杭州的雨,比苏州更黏稠。
灵隐寺后山的纸扎铺子,藏在一片枯竹林深处。门脸窄小,挂着几盏惨白的灯笼,风一吹,灯影摇晃,像极了吊死鬼在招手。空气里弥漫着浆糊、旧纸和廉价线香的混合气味,闻久了让人头晕目眩。
尹默推开那扇吱呀作响的木门时,靴底踩碎了门槛上的一层积灰。
屋内昏暗,只有角落一盏油灯跳动着微弱的光。一个佝偻着背的老匠人正坐在案前,手里捏着一根细竹篾,眼神浑浊地盯着前方虚空处。他叫“千手张”,是这一带专门给死人做“替身”的行家。活人找他的不多,除非是想彻底抹去过去。
赵四跟在他身后,脸色铁青。左臂缠着渗血的布条,那是三天前在钱塘江畔留下的伤。他警惕地扫视四周,压低声音道:「这地方阴气重,真能行?」
「闭嘴。」尹默的声音低沉平稳,目光却死死盯着千手张放在桌上的那双眼睛。那双眼睛里没有瞳孔,只有一片死寂的白翳。

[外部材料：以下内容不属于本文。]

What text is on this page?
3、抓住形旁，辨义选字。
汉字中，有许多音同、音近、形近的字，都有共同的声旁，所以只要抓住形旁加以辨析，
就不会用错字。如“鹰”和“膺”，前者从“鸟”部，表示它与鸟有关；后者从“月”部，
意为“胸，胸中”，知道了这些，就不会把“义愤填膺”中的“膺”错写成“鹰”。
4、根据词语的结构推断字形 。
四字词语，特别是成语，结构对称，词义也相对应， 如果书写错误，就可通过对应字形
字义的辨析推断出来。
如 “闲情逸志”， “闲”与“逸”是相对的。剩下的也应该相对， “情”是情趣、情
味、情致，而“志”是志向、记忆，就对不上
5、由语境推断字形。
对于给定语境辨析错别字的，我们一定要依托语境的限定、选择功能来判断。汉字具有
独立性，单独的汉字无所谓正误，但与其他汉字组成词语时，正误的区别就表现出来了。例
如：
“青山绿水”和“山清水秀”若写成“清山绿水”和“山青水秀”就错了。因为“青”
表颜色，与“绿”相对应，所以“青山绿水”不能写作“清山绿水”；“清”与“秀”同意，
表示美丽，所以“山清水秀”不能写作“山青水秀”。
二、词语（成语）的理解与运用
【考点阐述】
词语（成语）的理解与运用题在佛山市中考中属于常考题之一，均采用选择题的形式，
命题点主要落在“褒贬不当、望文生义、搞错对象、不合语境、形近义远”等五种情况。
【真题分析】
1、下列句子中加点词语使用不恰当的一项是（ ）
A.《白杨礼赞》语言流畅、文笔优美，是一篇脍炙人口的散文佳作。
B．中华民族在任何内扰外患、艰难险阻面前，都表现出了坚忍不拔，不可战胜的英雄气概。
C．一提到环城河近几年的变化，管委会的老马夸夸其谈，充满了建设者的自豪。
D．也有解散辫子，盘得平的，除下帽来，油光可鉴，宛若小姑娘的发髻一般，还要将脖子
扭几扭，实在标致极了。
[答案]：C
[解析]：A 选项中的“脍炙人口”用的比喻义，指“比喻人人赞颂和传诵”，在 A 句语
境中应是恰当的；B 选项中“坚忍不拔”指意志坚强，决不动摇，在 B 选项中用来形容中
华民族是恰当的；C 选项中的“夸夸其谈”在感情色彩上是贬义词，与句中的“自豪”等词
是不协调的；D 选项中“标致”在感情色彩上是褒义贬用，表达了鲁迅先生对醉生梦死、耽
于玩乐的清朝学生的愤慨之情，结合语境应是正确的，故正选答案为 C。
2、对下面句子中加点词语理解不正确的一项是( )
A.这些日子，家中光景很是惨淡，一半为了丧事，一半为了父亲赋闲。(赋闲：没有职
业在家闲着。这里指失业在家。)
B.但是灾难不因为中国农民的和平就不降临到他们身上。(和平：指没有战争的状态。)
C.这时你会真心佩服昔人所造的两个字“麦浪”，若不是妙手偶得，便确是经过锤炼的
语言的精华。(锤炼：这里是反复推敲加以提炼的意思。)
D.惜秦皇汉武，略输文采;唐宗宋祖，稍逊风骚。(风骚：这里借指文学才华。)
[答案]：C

「客官是要给活人办身份,还是给死人立牌位?」千手张没抬头,手里的竹篾已经削成了人形的骨架。
「活人。」尹默从怀里掏出一锭银子,轻轻放在桌上,「要一张全新的户籍,保甲齐全,连查三年的流水账都不能有痕迹。另外,我要一张脸。」
千手张的手顿了一下。他缓缓抬起头,那张布满皱纹的脸在灯光下显得格外诡异。「客官,活人的脸不能改,改了就是妖邪。但如果是为了避祸……」他伸出一根枯瘦的手指,在空中虚画了一个圈,「我可以给你一张‘皮’。但这皮,得用酸水养过,贴上去会烂掉原来的肉,换上新的人样。疼,是要命的疼。」
「我不怕疼。」尹默侧过身,让身后的庞婉儿走上前。
庞婉儿穿着一身粗布麻衣,头发随意挽起,脸上带着掩饰不住的疲惫与惊惶。她紧紧抱着那个破旧的包袱,指节因为用力而泛白。她的目光躲闪,不敢看千手张,也不敢看尹默,只是低着头,看着自己脚边那一滩被雨水打湿的泥渍。
「你叫什么名字?」千手张问。
「苏秀兰。」庞婉儿的声音很轻,带着一丝颤抖,「我是……卖画的。」
这句话像是一把钥匙,瞬间打开了尹默记忆的闸门。
他想起了三天前,苏州那条潮湿的小巷。雨刚停,空气中还残留着梅雨季特有的霉味。他奉命前来清洗庞家最后的证据,却在巷口看到了这一幕——
庞婉儿跪在青石板地上,面前摆着几幅刚装裱好的水墨画。她不顾身上的华服沾满泥泞,卑微地向路人推销。画面上的梅花清冷孤傲,笔触细腻入微,每一朵花瓣都像是用血泪晕染而成。那是一个即将崩塌的世家千金,在绝望中抓住的最后一点尊严。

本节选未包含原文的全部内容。